Familien-Anamnese

Woran die Alten gestorben sind? Keine Ahnung, weiß ich nicht. Sie wurden einfach  älter und starben irgendwann. Der Holzfäller wurde gut über achtzig. Kann sein, dass er ganz zum Schluss bettlägerig war. Ich weiß nur noch, dass er in den letzten Jahren viel schlief. Er, der Sozi, nickte immer über der Bildzeitung ein, die Zigarre rollte aus seinem Mundwinkel, die Asche trollte aufs Papier.
Zuerst war da noch die Angst, dass er die Zeitung in Brand stecken könnte. Irgendwann wurde die Angst unnötig. Die Asche war ja immer schon kalt, wenn sie fiel. Er rauchte nur noch kalt. Ich musste ihn manchmal spazieren führen, das heißt, er ging auf den Stock gestützt, ich schlich nebenher. Das waren öde Nachmittage. Er redete nicht viel. Der Geschichtenerzähler war der andere, der Fuhrmann.

Der Holzfäller aß Griesbrei, mit einem Stück Butter drin. Die Zähne waren wohl nicht mehr so. Früher vertilgte er Schweinshaxe, Fleisch, wie alle Männer, am liebsten Fleisch. Seine Zigarre hab ich in der Wirtschaft geholt, immer eine um einen Zehner. Oder zwei um zwei Zehner. So hab ich's im Kopf. Wer weiß schon, ob das stimmt. Für den Fuhrmann hab ich mit dem Krug Most geholt, im selben Wirtshaus. Bis der Krug voll gezapft war, hab ich dem Tanz der Staubfäden im Sonnenlicht zugesehen.

Der Fuhrmann gehörte nicht zu den Wirtshaushockern. Er war keiner von denen, die stundenlang paffend und Schafkopf spielend am Tisch saßen, den Mostkrug immer griffbereit, die Zigarre im Mundwinkel hängend, der Stammtisch der Schwätzer, Politisierer, Phrasendrescher und Schweiger. Der Fuhrmann trank seinen Most daheim und rauchte nicht. Er hatte im Kopf einen ganzen Sack voller Geschichten. Da kramte er drin und holte eine raus für mich. Oder er ließ sich von mir frisieren.
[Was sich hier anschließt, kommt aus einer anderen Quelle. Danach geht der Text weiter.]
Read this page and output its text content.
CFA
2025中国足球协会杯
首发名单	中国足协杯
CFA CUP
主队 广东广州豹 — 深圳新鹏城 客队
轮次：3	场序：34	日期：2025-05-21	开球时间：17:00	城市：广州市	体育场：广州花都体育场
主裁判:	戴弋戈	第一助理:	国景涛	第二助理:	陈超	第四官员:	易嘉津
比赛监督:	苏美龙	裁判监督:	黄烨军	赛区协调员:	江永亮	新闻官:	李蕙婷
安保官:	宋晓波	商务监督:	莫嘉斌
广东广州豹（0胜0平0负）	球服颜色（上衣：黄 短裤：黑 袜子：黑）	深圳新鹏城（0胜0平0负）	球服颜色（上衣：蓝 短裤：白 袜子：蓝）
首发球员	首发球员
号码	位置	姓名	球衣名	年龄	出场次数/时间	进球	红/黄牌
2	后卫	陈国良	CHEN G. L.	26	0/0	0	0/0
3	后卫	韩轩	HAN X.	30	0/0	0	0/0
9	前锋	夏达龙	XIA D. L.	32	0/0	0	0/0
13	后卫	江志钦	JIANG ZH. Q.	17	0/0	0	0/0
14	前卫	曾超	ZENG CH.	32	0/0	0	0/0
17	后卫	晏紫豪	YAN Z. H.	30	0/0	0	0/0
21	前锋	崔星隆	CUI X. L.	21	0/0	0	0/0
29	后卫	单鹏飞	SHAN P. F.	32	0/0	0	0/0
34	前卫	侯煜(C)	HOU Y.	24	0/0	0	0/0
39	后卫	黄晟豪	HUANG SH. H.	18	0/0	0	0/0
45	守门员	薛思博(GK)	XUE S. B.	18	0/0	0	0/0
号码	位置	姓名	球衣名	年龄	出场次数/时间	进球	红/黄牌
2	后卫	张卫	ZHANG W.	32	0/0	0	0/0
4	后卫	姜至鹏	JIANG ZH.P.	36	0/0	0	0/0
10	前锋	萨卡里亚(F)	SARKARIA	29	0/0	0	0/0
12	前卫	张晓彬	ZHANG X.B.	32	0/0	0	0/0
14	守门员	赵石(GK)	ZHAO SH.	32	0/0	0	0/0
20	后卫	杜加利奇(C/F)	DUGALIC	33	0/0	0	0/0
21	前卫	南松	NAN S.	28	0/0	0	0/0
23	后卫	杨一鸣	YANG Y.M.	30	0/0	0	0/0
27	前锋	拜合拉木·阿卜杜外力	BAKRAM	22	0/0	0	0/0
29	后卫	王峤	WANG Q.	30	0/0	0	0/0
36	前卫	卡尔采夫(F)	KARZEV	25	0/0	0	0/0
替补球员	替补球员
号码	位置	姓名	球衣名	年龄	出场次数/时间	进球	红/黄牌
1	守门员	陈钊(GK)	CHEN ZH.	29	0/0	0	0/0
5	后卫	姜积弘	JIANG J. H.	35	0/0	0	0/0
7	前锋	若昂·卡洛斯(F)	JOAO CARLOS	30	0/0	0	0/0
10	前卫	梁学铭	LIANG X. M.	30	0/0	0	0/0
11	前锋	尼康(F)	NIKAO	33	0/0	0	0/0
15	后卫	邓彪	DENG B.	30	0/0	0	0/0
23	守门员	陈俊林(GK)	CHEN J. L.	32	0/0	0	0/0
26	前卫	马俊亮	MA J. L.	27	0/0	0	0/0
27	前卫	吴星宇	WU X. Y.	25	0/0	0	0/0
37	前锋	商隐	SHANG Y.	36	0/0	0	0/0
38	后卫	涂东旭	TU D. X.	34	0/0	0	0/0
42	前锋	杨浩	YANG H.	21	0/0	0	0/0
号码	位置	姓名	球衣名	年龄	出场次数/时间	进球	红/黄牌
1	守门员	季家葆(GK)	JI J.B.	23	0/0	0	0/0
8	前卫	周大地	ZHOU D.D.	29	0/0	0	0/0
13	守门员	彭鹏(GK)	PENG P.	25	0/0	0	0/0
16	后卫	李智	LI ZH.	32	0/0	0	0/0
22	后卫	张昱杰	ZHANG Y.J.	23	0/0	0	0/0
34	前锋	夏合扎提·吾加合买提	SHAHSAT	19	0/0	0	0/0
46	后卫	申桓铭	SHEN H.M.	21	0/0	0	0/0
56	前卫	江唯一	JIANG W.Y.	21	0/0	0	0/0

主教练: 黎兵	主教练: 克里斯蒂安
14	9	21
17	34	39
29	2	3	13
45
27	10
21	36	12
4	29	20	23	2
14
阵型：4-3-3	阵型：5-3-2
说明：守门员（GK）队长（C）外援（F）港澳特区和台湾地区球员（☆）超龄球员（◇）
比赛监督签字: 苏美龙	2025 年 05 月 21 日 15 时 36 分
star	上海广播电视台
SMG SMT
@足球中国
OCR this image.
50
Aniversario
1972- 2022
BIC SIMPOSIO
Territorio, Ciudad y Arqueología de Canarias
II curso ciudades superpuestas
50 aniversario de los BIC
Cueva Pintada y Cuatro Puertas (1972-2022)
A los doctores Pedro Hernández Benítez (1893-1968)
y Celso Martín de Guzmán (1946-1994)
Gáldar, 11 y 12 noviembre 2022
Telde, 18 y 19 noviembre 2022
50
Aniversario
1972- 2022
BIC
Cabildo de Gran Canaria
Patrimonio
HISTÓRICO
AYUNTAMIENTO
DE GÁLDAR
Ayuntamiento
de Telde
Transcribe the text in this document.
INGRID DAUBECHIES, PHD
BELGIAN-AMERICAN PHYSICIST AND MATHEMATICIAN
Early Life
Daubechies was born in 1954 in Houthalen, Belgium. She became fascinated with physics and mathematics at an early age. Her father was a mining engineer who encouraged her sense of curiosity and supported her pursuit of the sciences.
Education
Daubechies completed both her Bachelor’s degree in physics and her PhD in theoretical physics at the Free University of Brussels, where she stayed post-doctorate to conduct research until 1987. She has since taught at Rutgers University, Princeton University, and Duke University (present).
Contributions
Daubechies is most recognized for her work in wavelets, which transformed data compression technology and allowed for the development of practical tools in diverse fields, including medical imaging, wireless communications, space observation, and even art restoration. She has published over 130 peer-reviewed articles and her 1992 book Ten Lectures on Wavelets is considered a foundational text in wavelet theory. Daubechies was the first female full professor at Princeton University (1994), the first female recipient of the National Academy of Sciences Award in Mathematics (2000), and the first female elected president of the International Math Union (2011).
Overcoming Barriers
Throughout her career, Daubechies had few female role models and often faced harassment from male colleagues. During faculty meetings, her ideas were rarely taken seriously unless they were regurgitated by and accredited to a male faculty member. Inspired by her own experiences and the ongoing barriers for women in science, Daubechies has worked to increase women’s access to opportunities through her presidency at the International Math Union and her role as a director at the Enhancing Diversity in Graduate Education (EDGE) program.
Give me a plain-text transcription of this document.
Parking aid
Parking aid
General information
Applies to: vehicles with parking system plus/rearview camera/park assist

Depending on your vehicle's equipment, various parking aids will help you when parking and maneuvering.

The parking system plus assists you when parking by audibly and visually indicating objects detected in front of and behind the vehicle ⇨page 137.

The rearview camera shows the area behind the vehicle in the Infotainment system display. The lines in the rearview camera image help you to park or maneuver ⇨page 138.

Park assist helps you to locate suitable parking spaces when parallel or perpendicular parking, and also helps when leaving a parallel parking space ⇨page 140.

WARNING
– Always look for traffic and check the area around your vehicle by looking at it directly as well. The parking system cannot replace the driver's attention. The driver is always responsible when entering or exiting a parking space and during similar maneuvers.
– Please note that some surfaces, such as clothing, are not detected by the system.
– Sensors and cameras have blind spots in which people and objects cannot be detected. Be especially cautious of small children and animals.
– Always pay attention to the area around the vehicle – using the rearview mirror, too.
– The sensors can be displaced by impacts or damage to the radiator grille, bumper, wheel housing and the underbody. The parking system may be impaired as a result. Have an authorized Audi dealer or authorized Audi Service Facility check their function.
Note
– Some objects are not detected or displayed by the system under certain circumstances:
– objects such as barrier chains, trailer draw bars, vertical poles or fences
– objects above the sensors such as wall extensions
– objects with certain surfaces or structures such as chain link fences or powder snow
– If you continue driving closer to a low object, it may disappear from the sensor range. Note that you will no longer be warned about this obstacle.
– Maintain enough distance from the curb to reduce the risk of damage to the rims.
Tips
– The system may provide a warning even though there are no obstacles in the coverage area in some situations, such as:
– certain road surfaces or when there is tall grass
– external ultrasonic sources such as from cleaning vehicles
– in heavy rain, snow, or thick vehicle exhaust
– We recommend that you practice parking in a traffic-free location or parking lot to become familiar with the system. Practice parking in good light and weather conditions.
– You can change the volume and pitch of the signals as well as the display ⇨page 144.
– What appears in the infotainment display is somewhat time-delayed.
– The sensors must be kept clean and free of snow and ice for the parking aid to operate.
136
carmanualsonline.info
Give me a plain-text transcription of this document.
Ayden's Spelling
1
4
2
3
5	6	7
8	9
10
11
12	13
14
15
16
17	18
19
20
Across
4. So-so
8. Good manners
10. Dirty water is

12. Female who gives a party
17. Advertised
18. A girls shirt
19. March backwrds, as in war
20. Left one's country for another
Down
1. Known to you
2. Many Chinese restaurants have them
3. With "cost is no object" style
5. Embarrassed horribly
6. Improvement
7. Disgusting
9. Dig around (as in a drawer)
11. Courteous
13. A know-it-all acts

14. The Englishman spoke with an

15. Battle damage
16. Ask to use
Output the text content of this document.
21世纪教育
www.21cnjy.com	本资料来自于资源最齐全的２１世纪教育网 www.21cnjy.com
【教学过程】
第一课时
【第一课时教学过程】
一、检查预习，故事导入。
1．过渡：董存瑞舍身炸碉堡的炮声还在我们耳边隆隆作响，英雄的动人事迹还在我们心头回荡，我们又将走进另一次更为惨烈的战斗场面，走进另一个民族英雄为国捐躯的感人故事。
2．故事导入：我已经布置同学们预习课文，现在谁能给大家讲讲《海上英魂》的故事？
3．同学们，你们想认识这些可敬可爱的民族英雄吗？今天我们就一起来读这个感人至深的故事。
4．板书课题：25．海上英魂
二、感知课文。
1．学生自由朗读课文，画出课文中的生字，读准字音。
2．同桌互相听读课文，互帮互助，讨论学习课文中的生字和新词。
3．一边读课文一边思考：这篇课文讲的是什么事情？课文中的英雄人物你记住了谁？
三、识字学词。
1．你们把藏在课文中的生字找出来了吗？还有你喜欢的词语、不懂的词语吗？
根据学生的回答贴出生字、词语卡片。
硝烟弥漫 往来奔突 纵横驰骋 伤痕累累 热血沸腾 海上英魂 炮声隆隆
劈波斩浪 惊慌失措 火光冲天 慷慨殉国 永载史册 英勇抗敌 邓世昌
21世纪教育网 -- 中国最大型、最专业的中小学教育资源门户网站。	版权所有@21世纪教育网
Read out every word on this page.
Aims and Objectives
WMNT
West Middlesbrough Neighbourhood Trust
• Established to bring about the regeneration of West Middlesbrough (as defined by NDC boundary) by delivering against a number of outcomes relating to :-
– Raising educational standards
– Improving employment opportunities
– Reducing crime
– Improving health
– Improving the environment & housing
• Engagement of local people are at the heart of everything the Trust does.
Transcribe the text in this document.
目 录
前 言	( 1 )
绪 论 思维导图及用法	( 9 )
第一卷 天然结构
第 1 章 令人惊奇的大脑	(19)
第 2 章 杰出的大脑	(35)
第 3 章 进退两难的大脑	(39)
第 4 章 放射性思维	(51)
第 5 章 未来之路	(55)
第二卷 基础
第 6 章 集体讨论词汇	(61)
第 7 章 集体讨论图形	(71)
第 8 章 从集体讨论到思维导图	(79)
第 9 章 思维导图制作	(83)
Seine letzten paar Haare, die hat er für mich geopfert. Es hat ihm nichts ausgemacht, wenn ich ihm den Kopf mit Spangen und Schleifchen verziert hab. Er hat gelacht und mich machen lassen. Er hat mit mir Karten gespielt und mich dabei ständig ausgetrickst. Ihm saß der Schalk im Nacken. Woran er gestorben ist, das weiß ich nicht mehr. Es war irgendwie nicht wichtig. Der Schalk verflog nach und nach, und ich wurde erwachsen und war nicht mehr so scharf auf seine Geschichten.

… Es gab auch Frauen. Natürlich gab es auch Frauen in der Familie. Wer sonst hätte wohl die Kinder auf die Welt gebracht und ihnen das Pflaster aufs Knie geklebt … Die Frauen sind ein anderes Thema.